God’s Original Intent Was for the Wife to Help Her Husband

          Political correctness and what is societally acceptable at the moment have no part in the framing of this following sentence. God designed man to serve Him; God designed woman to serve man. God put Adam in the Garden of Eden to dress it and keep it. (Genesis 2.15) God put Eve in Adam’s life to be an help meet. (Genesis 2.18) The animals were not suited to help Adam accomplish his service to God, but Eve was. In other words, God told Adam what God wanted Adam to do in serving Him. Adam could not get it all done or all done correctly by himself. Adam tried to enlist the animals, but they were not suited to help him. So God gave Adam a helper exactly suited to Adam's needs – Eve.

          Allow me to reach to another God-designed institution, the church, to illustrate this. God gave the pastor to the church to shepherd the people. God gave the deacon to the pastor to help him shepherd the people. The best description of a deacon is that he is the pastor's helper. In whatever way the pastor needs help, the deacon should structure his life to help the pastor do his job. Does God love the pastor more than the deacon? Of course not. Are they both equal in the sight of God? Of course. But one was designed to serve the church, and the other was designed to serve the one serving the church.

          Wife, in what areas does your husband want your help? How does he want you to perform that help?
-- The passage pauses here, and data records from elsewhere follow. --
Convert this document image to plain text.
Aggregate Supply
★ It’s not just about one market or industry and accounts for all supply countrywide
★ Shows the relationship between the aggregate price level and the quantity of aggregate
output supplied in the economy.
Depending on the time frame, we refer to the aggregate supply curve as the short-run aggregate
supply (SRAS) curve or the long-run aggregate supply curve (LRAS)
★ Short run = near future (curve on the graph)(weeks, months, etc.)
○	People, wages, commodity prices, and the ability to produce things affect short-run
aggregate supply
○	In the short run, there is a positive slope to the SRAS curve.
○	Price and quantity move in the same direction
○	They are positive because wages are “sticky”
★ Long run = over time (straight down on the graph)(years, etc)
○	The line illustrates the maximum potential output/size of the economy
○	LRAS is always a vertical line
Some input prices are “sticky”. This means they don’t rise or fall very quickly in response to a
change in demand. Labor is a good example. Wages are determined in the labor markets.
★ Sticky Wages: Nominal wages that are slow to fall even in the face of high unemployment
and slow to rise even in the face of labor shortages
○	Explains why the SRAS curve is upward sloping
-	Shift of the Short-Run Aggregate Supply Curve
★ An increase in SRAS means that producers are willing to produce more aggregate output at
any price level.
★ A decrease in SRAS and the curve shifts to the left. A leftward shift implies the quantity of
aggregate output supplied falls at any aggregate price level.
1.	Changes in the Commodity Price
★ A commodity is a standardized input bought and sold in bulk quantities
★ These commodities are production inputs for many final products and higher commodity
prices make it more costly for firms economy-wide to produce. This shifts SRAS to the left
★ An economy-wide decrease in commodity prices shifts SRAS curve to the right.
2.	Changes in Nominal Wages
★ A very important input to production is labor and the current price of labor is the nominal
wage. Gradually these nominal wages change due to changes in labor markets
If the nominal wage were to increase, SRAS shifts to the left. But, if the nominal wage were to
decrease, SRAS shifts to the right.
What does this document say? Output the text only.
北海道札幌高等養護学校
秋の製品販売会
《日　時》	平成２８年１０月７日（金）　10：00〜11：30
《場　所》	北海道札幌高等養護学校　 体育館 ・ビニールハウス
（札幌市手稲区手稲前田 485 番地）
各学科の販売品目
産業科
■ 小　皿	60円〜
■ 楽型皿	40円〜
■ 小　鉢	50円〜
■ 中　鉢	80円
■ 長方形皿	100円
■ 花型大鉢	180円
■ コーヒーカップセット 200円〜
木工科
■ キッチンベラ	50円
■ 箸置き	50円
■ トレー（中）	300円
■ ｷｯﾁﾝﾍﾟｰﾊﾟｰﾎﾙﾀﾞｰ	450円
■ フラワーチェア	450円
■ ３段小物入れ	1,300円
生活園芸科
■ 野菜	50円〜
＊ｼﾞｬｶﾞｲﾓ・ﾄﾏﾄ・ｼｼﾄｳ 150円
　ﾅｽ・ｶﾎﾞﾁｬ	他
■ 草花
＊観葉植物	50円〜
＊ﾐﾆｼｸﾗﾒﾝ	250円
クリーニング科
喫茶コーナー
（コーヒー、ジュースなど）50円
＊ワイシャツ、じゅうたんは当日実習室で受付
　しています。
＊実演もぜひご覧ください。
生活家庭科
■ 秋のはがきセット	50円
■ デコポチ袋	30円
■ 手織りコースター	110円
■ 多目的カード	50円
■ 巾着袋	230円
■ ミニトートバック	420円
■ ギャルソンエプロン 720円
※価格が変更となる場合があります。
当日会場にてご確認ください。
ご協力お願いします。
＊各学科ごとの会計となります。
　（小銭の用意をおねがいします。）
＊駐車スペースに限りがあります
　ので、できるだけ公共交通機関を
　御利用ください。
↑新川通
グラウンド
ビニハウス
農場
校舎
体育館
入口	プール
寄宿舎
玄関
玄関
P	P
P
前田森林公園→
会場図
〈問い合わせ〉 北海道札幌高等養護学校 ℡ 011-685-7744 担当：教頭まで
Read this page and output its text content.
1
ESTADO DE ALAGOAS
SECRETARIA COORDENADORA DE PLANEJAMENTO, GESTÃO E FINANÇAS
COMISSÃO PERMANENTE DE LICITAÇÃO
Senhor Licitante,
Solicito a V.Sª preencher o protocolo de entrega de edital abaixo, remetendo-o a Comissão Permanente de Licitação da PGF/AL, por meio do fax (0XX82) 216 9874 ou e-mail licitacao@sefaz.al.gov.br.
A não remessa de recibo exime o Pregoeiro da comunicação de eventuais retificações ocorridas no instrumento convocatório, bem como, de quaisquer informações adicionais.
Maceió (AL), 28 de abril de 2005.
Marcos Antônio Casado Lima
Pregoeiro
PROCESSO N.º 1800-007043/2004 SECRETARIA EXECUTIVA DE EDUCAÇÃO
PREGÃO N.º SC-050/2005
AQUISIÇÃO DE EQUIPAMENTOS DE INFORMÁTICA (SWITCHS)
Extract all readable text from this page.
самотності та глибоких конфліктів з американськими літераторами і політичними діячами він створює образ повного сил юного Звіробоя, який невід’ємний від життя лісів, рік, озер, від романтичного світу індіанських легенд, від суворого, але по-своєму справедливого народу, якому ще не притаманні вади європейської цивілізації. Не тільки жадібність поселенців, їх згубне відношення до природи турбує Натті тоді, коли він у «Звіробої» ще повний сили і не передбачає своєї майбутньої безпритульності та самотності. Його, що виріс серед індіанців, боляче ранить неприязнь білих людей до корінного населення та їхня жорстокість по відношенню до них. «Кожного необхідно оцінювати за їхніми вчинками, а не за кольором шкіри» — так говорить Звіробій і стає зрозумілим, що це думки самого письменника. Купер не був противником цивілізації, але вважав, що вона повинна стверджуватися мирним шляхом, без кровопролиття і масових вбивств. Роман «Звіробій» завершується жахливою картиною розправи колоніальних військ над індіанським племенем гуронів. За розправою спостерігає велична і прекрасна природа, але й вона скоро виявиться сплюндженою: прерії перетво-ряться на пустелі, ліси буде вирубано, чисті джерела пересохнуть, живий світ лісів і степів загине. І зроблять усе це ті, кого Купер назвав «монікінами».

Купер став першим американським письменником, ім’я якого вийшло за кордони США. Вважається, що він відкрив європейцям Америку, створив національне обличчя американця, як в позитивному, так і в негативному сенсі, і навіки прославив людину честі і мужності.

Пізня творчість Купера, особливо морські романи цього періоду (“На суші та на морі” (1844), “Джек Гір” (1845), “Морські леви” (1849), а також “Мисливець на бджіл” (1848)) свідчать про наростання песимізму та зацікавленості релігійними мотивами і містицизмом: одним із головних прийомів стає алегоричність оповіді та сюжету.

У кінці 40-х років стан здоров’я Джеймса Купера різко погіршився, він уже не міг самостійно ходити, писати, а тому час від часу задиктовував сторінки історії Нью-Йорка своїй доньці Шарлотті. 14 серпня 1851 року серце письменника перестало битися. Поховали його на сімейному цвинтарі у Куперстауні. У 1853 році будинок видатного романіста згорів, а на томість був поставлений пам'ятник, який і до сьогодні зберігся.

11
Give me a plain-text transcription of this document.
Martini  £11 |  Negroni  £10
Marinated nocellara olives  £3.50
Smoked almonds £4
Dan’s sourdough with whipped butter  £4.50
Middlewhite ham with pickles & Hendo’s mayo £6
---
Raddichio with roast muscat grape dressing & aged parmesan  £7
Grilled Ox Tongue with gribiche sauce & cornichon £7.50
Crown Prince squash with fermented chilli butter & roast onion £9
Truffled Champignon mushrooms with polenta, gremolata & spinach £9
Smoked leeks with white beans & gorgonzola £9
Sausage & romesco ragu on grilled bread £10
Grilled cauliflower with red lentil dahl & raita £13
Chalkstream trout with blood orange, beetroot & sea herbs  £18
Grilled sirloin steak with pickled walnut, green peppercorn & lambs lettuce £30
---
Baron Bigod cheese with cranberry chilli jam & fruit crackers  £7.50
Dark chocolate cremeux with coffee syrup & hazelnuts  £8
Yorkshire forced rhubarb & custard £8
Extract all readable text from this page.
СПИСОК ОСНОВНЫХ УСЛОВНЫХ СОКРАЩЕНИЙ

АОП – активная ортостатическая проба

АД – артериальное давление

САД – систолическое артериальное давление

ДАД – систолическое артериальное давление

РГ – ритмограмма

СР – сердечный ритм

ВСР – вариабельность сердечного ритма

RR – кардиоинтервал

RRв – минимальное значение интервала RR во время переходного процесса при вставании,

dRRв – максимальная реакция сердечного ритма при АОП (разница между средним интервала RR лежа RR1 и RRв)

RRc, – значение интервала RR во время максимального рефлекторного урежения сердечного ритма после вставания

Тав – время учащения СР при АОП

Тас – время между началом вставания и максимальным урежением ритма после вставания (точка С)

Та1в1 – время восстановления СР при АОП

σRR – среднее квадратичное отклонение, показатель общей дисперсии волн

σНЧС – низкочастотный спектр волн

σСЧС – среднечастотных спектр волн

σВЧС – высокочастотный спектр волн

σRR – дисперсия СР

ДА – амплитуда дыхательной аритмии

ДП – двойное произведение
Ask yourself those questions, seek the answers, apply what you discover, and you will fulfill God's original intent for your marriage. Husband, in what areas has God asked you to serve Him? How does He want you to perform that service? Ask yourself those questions, seek the answers, apply what you discover, and enlist your wife alongside you, and you will fulfill God's original intent for your marriage. 

          The most miserable person you know is the most selfish person you know. And the more selfish your approach to marriage is, the more miserable your marriage will be. A husband will only find satisfaction, contentment, and deep happiness if he gives himself to serving God as God wants to be served. A wife will only find satisfaction, contentment, and deep happiness as she gives herself to helping her husband as he desires to be helped.

          This is God’s original intent.